Dennehy is still in contact with them.
“Between Facebook and Instagram, it’s really cool to be able to connect with anybody,” he said. “We can’t really talk that easily because they speak Romanian, and I don’t. Sometimes I’ll take the time to copy and paste stuff into Google Translate. … I’ve had the chance to reconnect with them, and I’m really, really happy because you never know how long you’re going to have.”
No prosthetics, no problem
Dennehy said that over his life, he’s found ways to carry out day-to-day tasks that many might consider routine but create challenges for him.
At age 7, his adoptive parents decided it would be a good idea for Dennehy to learn to play music, he said. All of his siblings were into music.
It seems ironic that Dennehy would learn to play cello, especially since unlike a guitar with frets or a piano with keys, the cello doesn’t have guideposts to help one navigate how to play different notes, he said.
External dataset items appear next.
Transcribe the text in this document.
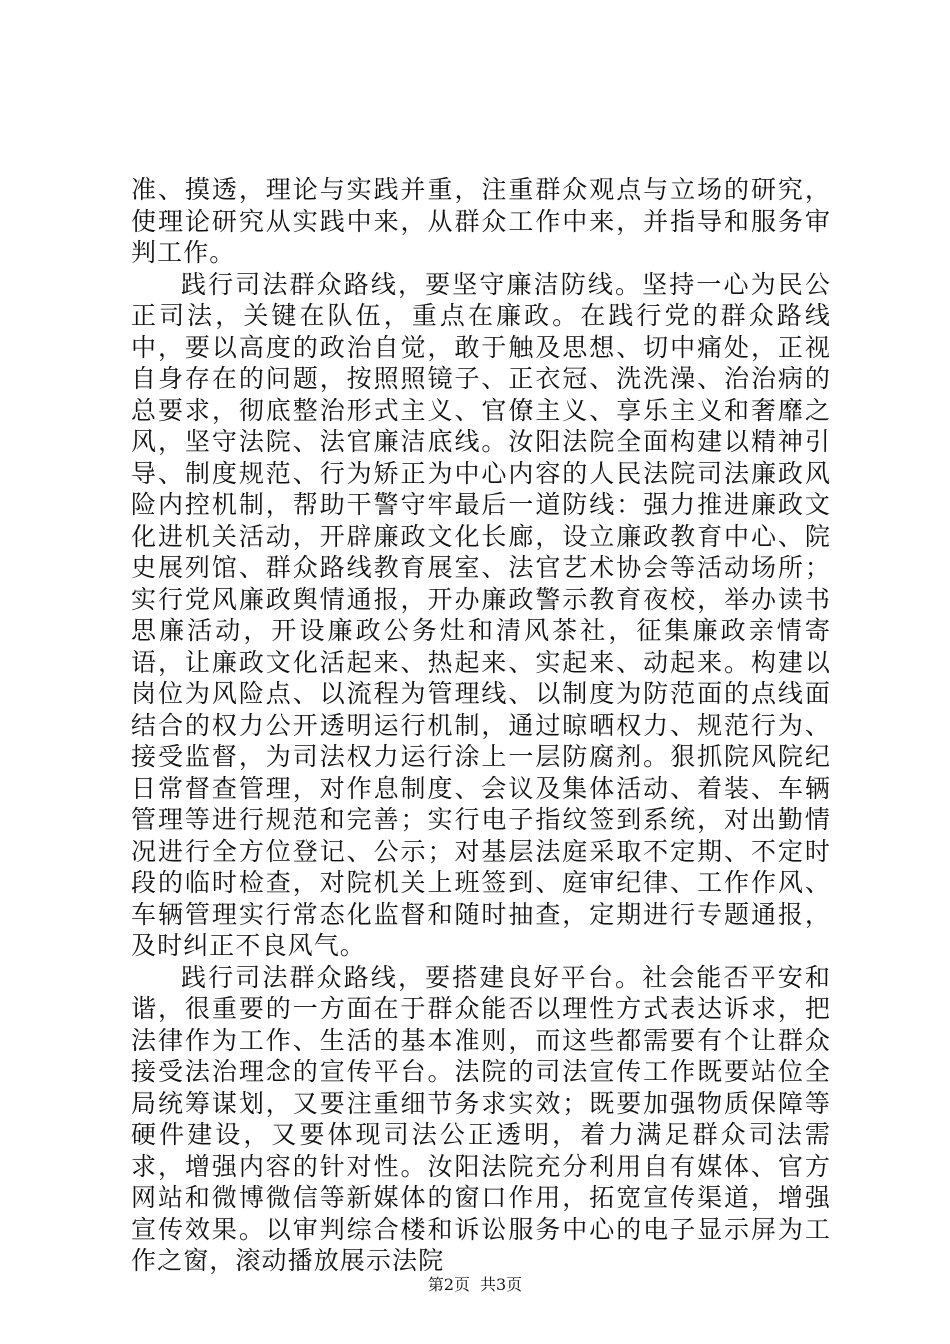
准、摸透，理论与实践并重，注重群众观点与立场的研究，使理论研究从实践中来，从群众工作中来，并指导和服务审判工作。

践行司法群众路线，要坚守廉洁防线。坚持一心为民公正司法，关键在队伍，重点在廉政。在践行党的群众路线中，要以高度的政治自觉，敢于触及思想、切中痛处，正视自身存在的问题，按照照镜子、正衣冠、洗洗澡、治治病的总要求，彻底整治形式主义、官僚主义、享乐主义和奢靡之风，坚守法院、法官廉洁底线。汝阳法院全面构建以精神引导、制度规范、行为矫正为中心内容的人民法院司法廉政风险内控机制，帮助干警守牢最后一道防线：强力推进廉政文化进机关活动，开辟廉政文化长廊，设立廉政教育中心、院史展列馆、群众路线教育展室、法官艺术协会等活动场所；实行党风廉政舆情通报，开办廉政警示教育夜校，举办读书思廉活动，开设廉政公务灶和清风茶社，征集廉政亲情寄语，让廉政文化活起来、热起来、实起来、动起来。构建以岗位为风险点、以流程为管理线、以制度为防范面的点线面结合的权力公开透明运行机制，通过晾晒权力、规范行为、接受监督，为司法权力运行涂上一层防腐剂。狠抓院风院纪日常督查管理，对作息制度、会议及集体活动、着装、车辆管理等进行规范和完善；实行电子指纹签到系统，对出勤情况进行全方位登记、公示；对基层法庭采取不定期、不定时段的临时检查，对院机关上班签到、庭审纪律、工作作风、车辆管理实行常态化监督和随时抽查，定期进行专题通报，及时纠正不良风气。

践行司法群众路线，要搭建良好平台。社会能否平安和谐，很重要的一方面在于群众能否以理性方式表达诉求，把法律作为工作、生活的基本准则，而这些都需要有个让群众接受法治理念的宣传平台。法院的司法宣传工作既要站位全局统筹谋划，又要注重细节务求实效；既要加强物质保障等硬件建设，又要体现司法公正透明，着力满足群众司法需求，增强内容的针对性。汝阳法院充分利用自有媒体、官方网站和微博微信等新媒体的窗口作用，拓宽宣传渠道，增强宣传效果。以审判综合楼和诉讼服务中心的电子显示屏为工作之窗，滚动播放展示法院

第2页 共3页
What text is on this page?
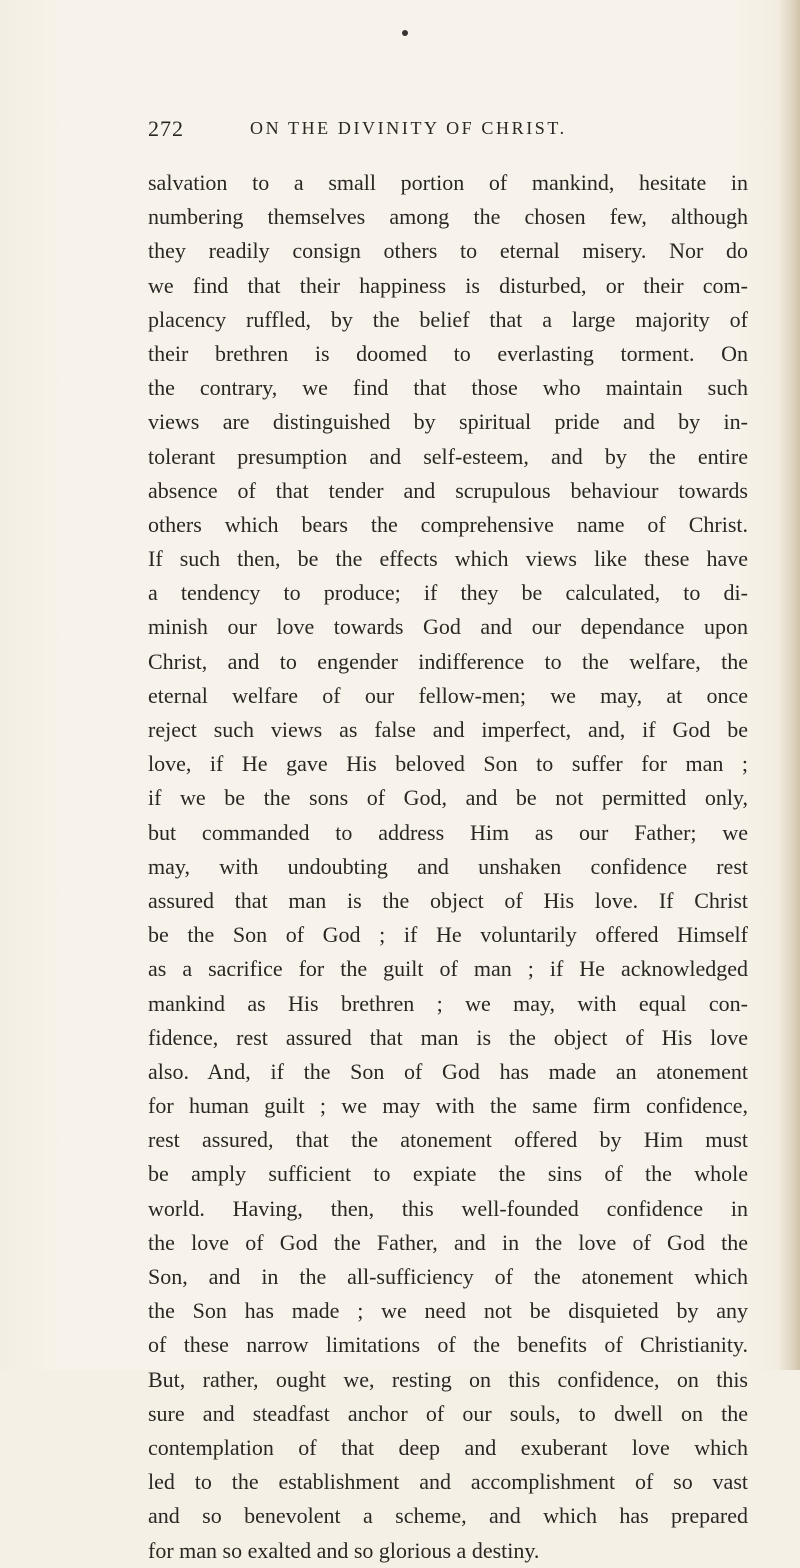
272	ON THE DIVINITY OF CHRIST.
salvation to a small portion of mankind, hesitate in
numbering themselves among the chosen few, although
they readily consign others to eternal misery. Nor do
we find that their happiness is disturbed, or their com-
placency ruffled, by the belief that a large majority of
their brethren is doomed to everlasting torment. On
the contrary, we find that those who maintain such
views are distinguished by spiritual pride and by in-
tolerant presumption and self-esteem, and by the entire
absence of that tender and scrupulous behaviour towards
others which bears the comprehensive name of Christ.
If such then, be the effects which views like these have
a tendency to produce; if they be calculated, to di-
minish our love towards God and our dependance upon
Christ, and to engender indifference to the welfare, the
eternal welfare of our fellow-men; we may, at once
reject such views as false and imperfect, and, if God be
love, if He gave His beloved Son to suffer for man ;
if we be the sons of God, and be not permitted only,
but commanded to address Him as our Father; we
may, with undoubting and unshaken confidence rest
assured that man is the object of His love. If Christ
be the Son of God ; if He voluntarily offered Himself
as a sacrifice for the guilt of man ; if He acknowledged
mankind as His brethren ; we may, with equal con-
fidence, rest assured that man is the object of His love
also. And, if the Son of God has made an atonement
for human guilt ; we may with the same firm confidence,
rest assured, that the atonement offered by Him must
be amply sufficient to expiate the sins of the whole
world. Having, then, this well-founded confidence in
the love of God the Father, and in the love of God the
Son, and in the all-sufficiency of the atonement which
the Son has made ; we need not be disquieted by any
of these narrow limitations of the benefits of Christianity.
But, rather, ought we, resting on this confidence, on this
sure and steadfast anchor of our souls, to dwell on the
contemplation of that deep and exuberant love which
led to the establishment and accomplishment of so vast
and so benevolent a scheme, and which has prepared
for man so exalted and so glorious a destiny.
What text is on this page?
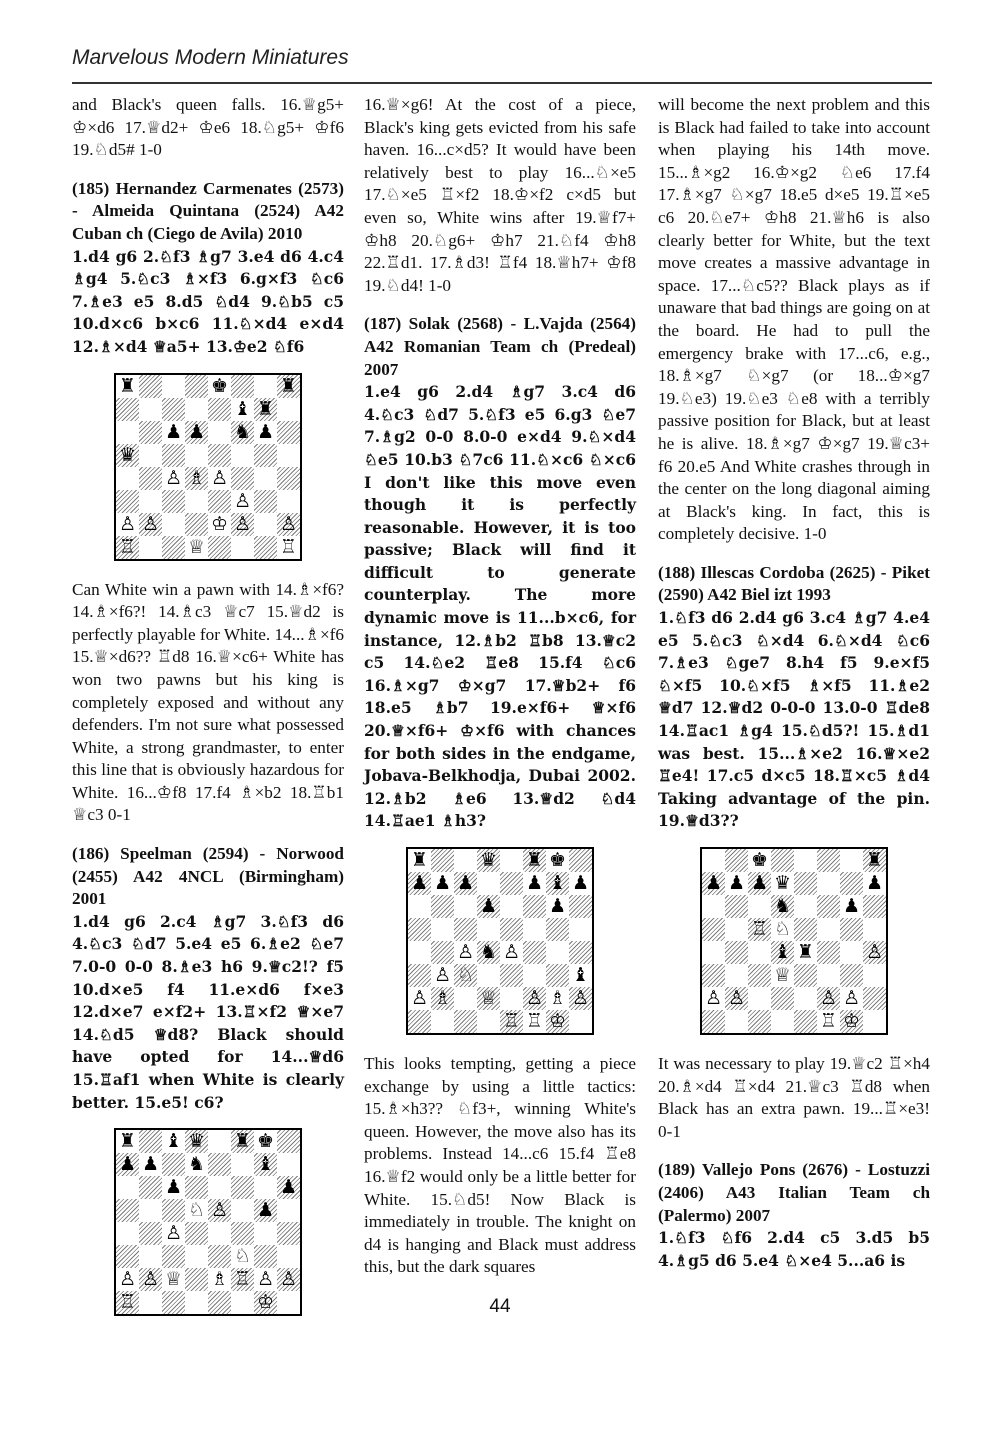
Marvelous Modern Miniatures

and Black's queen falls. 16.♕g5+ ♔×d6 17.♕d2+ ♔e6 18.♘g5+ ♔f6 19.♘d5# 1-0

(185) Hernandez Carmenates (2573) - Almeida Quintana (2524) A42 Cuban ch (Ciego de Avila) 2010

1.d4 g6 2.♘f3 ♗g7 3.e4 d6 4.c4 ♗g4 5.♘c3 ♗×f3 6.g×f3 ♘c6 7.♗e3 e5 8.d5 ♘d4 9.♘b5 c5 10.d×c6 b×c6 11.♘×d4 e×d4 12.♗×d4 ♕a5+ 13.♔e2 ♘f6

♜	♚	♜
♝ ♜
♟ ♟ ♞ ♟
♛
♙ ♗ ♙
♙
♙ ♙	♔ ♙ ♙
♖	♕	♖

Can White win a pawn with 14.♗×f6? 14.♗×f6?! 14.♗c3 ♕c7 15.♕d2 is perfectly playable for White. 14...♗×f6 15.♕×d6?? ♖d8 16.♕×c6+ White has won two pawns but his king is completely exposed and without any defenders. I'm not sure what possessed White, a strong grandmaster, to enter this line that is obviously hazardous for White. 16...♔f8 17.f4 ♗×b2 18.♖b1 ♕c3 0-1

(186) Speelman (2594) - Norwood (2455) A42 4NCL (Birmingham) 2001

1.d4 g6 2.c4 ♗g7 3.♘f3 d6 4.♘c3 ♘d7 5.e4 e5 6.♗e2 ♘e7 7.0-0 0-0 8.♗e3 h6 9.♕c2!? f5 10.d×e5 f4 11.e×d6 f×e3 12.d×e7 e×f2+ 13.♖×f2 ♕×e7 14.♘d5 ♕d8? Black should have opted for 14...♕d6 15.♖af1 when White is clearly better. 15.e5! c6?

♜ ♝ ♛ ♜ ♚
♟ ♟ ♞	♝
♟	♟
♘ ♙ ♟
♙
♘
♙ ♙ ♕ ♗ ♖ ♙ ♙
♖	♔

16.♕×g6! At the cost of a piece, Black's king gets evicted from his safe haven. 16...c×d5? It would have been relatively best to play 16...♘×e5 17.♘×e5 ♖×f2 18.♔×f2 c×d5 but even so, White wins after 19.♕f7+ ♔h8 20.♘g6+ ♔h7 21.♘f4 ♔h8 22.♖d1. 17.♗d3! ♖f4 18.♕h7+ ♔f8 19.♘d4! 1-0

(187) Solak (2568) - L.Vajda (2564) A42 Romanian Team ch (Predeal) 2007

1.e4 g6 2.d4 ♗g7 3.c4 d6 4.♘c3 ♘d7 5.♘f3 e5 6.g3 ♘e7 7.♗g2 0-0 8.0-0 e×d4 9.♘×d4 ♘e5 10.b3 ♘7c6 11.♘×c6 ♘×c6 I don't like this move even though it is perfectly reasonable. However, it is too passive; Black will find it difficult to generate counterplay. The more dynamic move is 11...b×c6, for instance, 12.♗b2 ♖b8 13.♕c2 c5 14.♘e2 ♖e8 15.f4 ♘c6 16.♗×g7 ♔×g7 17.♕b2+ f6 18.e5 ♗b7 19.e×f6+ ♕×f6 20.♕×f6+ ♔×f6 with chances for both sides in the endgame, Jobava-Belkhodja, Dubai 2002. 12.♗b2 ♗e6 13.♕d2 ♘d4 14.♖ae1 ♗h3?

♜	♛ ♜ ♚
♟ ♟ ♟	♟ ♝ ♟
♟	♟
♙ ♞ ♙
♙ ♘	♝
♙ ♗ ♕ ♙ ♗ ♙
♖ ♖ ♔

This looks tempting, getting a piece exchange by using a little tactics: 15.♗×h3?? ♘f3+, winning White's queen. However, the move also has its problems. Instead 14...c6 15.f4 ♖e8 16.♕f2 would only be a little better for White. 15.♘d5! Now Black is immediately in trouble. The knight on d4 is hanging and Black must address this, but the dark squares

will become the next problem and this is Black had failed to take into account when playing his 14th move. 15...♗×g2 16.♔×g2 ♘e6 17.f4 17.♗×g7 ♘×g7 18.e5 d×e5 19.♖×e5 c6 20.♘e7+ ♔h8 21.♕h6 is also clearly better for White, but the text move creates a massive advantage in space. 17...♘c5?? Black plays as if unaware that bad things are going on at the board. He had to pull the emergency brake with 17...c6, e.g., 18.♗×g7 ♘×g7 (or 18...♔×g7 19.♘e3) 19.♘e3 ♘e8 with a terribly passive position for Black, but at least he is alive. 18.♗×g7 ♔×g7 19.♕c3+ f6 20.e5 And White crashes through in the center on the long diagonal aiming at Black's king. In fact, this is completely decisive. 1-0

(188) Illescas Cordoba (2625) - Piket (2590) A42 Biel izt 1993

1.♘f3 d6 2.d4 g6 3.c4 ♗g7 4.e4 e5 5.♘c3 ♘×d4 6.♘×d4 ♘c6 7.♗e3 ♘ge7 8.h4 f5 9.e×f5 ♘×f5 10.♘×f5 ♗×f5 11.♗e2 ♕d7 12.♕d2 0-0-0 13.0-0 ♖de8 14.♖ac1 ♗g4 15.♘d5?! 15.♗d1 was best. 15...♗×e2 16.♕×e2 ♖e4! 17.c5 d×c5 18.♖×c5 ♗d4 Taking advantage of the pin. 19.♕d3??

♚	♜
♟ ♟ ♟ ♛	♟
♞	♟
♖ ♘
♝ ♜	♙
♕
♙ ♙	♙ ♙
♖ ♔

It was necessary to play 19.♕c2 ♖×h4 20.♗×d4 ♖×d4 21.♕c3 ♖d8 when Black has an extra pawn. 19...♖×e3! 0-1

(189) Vallejo Pons (2676) - Lostuzzi (2406) A43 Italian Team ch (Palermo) 2007

1.♘f3 ♘f6 2.d4 c5 3.d5 b5 4.♗g5 d6 5.e4 ♘×e4 5...a6 is

44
“It’s interesting because learning to play a cello is kind of like growing up without arms because there’s not really a guide,” Dennehy said. “Like a guitar, there [are] frets. On a piano, there [are] keys. You can know what note it is by what fret it is or what key it is. But cello, you’re going based off your own ear, your own knowledge of it or your own conscience.”
Dennehy tours the country at events such as Purple Project’s Night of Hope, sharing his story and his love for music. He said he thinks his message was well-received.
“We all have so many struggles in our lives,” he said. “We all get to that point where sometimes it just feel like it’s too much. We don’t feel like we can get through. Those moments matter the most.”